Size matters when it comes to Texas weather
“Aren’t you worried you won’t have enough food when the storm hits?” she asked with clear panic registering in her eyes.
“Ma’am, according to what I’ve seen, we’ll be lucky if we even see a storm cloud in this area,” I replied. “I would love to get some of the rain Ike’s bringing, but frankly, I don’t think we’ll get a drop.”
I’m pleased to say I was right.
Texas is a really BIG place. And when I say “big,” I mean MASSIVE. Most of Europe would fit inside our great state. So I assure you, we were in very little danger of experiencing much more than the spittle we got when Ike blew through. We’re a good 245 miles from Seawall Boulevard. That’s more than a 4-hour drive, give or take a pit stop here and there.
Having said all that, I gambled and won this time. Next time, I might not be so lucky, because, in Texas, the weather turns on a dime. Ike could have gone west as easily as it went north and then east. We stood the risk of power outages, damage and flooding, but not on the massive and frightening scale experienced by our Gulf Coast cousins.
The weather changes rapidly here and it doesn’t much care what we think of it. It is often said by Texans that if you don’t like the weather, wait a minute and it will change. And predicting it is as much hillbilly hoodoo as it is science. October is a prime time to test this theory. It’s a month that can’t decide if it wants to be summer or winter. One day will be blazing hot and the next will be a chilly 40 degrees and rainy. And March in Texas is more of the same. One day the flowers are blooming; the next day, a frost has killed them. And sometimes it happens within a 24-hour span.
We have a tornado once in awhile in the spring and flooding is a concern any time it rains. Ice storms are a big threat in the winter and the threat doesn’t stop until about the first week in April. Last year, it snowed on Easter weekend in Texas and we have had more 75-degree Christmas Days than I care to remember. Need I say more?
If you talk “global warming” to a Texan, they are likely to look at you like you’ve got lobsters crawling out of your nose. Warming? Let’s talk global HEAT! It’s so hot that a college professor of mine once said had it not been for air conditioning, Texas never would have been civilized.
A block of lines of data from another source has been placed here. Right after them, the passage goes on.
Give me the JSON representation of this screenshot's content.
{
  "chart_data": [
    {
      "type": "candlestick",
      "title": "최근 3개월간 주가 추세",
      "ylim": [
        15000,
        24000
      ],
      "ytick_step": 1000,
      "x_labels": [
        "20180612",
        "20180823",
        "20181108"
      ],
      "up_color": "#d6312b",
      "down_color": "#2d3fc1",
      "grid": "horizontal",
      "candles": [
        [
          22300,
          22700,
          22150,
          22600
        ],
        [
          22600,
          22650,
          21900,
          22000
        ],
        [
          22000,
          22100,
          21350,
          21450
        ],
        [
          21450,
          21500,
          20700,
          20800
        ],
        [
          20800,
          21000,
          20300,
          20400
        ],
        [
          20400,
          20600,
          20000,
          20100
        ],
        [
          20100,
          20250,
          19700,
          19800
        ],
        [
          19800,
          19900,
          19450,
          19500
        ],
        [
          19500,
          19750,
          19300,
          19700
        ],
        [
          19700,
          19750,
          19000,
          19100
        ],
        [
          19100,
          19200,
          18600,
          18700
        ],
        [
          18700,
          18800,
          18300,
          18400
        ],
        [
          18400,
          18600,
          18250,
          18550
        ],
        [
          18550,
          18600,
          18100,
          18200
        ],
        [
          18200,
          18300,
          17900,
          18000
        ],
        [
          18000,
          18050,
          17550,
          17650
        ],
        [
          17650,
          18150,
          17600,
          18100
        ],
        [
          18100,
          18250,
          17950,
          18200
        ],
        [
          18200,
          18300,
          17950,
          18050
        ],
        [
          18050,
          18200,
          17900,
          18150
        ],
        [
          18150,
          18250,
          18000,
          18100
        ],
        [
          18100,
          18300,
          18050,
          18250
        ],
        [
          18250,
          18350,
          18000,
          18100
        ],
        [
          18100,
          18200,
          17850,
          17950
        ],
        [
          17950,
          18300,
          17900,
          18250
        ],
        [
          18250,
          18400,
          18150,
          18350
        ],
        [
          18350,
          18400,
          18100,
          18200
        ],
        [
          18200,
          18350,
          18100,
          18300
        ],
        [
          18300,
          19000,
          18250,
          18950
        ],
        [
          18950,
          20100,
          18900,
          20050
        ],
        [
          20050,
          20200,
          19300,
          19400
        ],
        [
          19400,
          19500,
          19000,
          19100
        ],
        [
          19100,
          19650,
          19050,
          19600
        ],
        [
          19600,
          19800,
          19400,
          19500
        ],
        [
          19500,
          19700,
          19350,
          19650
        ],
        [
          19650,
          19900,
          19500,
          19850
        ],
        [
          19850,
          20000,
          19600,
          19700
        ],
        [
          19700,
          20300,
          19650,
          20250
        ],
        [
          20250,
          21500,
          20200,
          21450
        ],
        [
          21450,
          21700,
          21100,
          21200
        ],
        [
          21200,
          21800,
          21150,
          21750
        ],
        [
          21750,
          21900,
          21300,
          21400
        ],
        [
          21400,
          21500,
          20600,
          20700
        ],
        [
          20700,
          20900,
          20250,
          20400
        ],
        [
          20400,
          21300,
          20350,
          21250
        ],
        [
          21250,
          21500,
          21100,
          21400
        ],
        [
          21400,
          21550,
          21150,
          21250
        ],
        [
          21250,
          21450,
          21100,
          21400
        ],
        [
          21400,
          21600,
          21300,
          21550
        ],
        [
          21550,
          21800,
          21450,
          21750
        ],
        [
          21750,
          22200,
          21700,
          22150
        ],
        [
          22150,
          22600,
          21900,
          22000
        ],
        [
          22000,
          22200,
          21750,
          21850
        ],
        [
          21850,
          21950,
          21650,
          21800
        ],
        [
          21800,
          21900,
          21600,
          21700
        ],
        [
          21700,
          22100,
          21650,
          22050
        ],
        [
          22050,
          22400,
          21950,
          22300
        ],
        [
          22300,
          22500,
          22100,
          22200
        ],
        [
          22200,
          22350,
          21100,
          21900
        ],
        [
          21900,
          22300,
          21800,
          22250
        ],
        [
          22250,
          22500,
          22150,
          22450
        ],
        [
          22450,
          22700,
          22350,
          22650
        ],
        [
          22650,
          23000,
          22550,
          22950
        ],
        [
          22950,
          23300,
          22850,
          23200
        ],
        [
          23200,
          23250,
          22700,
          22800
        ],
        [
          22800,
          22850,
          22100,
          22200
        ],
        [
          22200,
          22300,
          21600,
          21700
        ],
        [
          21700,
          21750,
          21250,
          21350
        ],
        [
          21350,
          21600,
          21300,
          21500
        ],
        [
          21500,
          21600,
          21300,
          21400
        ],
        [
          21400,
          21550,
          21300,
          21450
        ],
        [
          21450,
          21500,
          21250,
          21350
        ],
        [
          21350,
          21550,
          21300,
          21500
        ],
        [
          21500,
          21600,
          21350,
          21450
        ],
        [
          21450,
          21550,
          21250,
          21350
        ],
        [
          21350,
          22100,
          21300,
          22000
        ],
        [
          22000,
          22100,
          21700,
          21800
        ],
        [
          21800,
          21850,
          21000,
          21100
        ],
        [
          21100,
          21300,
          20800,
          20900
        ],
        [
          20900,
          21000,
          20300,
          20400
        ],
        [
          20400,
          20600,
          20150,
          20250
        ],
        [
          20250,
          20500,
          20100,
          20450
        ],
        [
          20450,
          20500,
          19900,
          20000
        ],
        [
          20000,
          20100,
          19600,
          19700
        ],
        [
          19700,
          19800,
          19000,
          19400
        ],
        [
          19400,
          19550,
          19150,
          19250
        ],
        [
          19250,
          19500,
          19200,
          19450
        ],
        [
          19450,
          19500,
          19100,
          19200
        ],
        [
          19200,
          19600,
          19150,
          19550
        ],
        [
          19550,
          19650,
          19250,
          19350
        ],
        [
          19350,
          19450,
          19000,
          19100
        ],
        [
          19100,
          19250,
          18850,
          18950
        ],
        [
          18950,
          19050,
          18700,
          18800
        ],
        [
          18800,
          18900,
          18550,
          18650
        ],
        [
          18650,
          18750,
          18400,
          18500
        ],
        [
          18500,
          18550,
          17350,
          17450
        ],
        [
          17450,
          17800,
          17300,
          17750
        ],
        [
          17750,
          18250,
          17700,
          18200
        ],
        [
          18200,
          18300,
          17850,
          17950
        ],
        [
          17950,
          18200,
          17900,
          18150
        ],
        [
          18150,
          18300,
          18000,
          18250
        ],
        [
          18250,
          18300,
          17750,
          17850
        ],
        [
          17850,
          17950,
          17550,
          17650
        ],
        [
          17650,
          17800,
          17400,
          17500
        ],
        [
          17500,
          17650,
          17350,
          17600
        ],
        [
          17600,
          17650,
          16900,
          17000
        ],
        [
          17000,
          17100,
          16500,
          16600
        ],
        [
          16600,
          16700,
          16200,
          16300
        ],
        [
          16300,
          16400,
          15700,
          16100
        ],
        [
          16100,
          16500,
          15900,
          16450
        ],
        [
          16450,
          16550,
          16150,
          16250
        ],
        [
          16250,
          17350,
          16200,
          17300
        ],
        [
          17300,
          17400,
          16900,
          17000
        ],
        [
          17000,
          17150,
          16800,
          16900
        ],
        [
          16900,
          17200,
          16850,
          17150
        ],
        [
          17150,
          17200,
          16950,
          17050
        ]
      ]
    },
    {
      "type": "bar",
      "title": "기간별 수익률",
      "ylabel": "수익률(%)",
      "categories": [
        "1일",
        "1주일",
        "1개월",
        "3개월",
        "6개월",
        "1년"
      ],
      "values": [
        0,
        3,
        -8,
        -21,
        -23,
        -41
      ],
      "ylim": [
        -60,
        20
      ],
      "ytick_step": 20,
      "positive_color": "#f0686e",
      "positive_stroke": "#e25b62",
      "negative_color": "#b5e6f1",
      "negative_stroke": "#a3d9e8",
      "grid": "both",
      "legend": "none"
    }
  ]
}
I hate to admit it (he was from New York), but he probably was right.
Geography does figure in our constant climatic change. If it rains in Temple, it might not be raining in Killeen. Or we can get a frog strangler at Fort Hood, and Belton will not see a drop. It can be 98 degrees in Austin and 60 degrees in Amarillo, way up in the Panhandle of Texas on the very same day.
And another thing, we're not all desert here. The further west you go in the state, the closer you get to it, but not a single saguaro cactus grows here. That's Arizona, folks.
East Texas is mostly pine trees and dense forest. It looks more like western Louisiana, both in topography and culture. Central Texas is "Hill Country" and is rather dry, but pleasant most of the time. It's not desert by any stretch of the imagination. And South Texas is practically a tropical paradise, complete with palm trees and citrus fruit trees.
We’re not a tiny state like New Jersey that has fairly consistent weather from border to border and it takes about 8 hours to drive across only because the traffic is so balled up from point A to point B. Oh no sir. It’s closer to drive to Galveston than it is to Fort Bliss from Fort Hood. El Paso is a good 589 miles and 9 hours drive. The distance from Chicago to Tyler only is about 168 miles further than the distance from El Paso to Tyler, so you can see why Gulf Coast weather is hardly a reason for Central Texas to so much as blink.
So how do non-Texans make sense of all this? Do what the native Texans do: get a weather rock. If the rock is wet, it’s raining. If it’s dry, it’s not. If the rock is white, it’s snowing. And if the rock is gone, it’s a tornado. You can’t get much simpler than that.
I've taken many road trips from Tyler to Chicago/Milwaukee and back, and I've always heard that Texarkana to Chicago is about the same distance as Texarkana to El Paso, but it wasn't until reading this that I actually looked it up. Dang if that isn't true.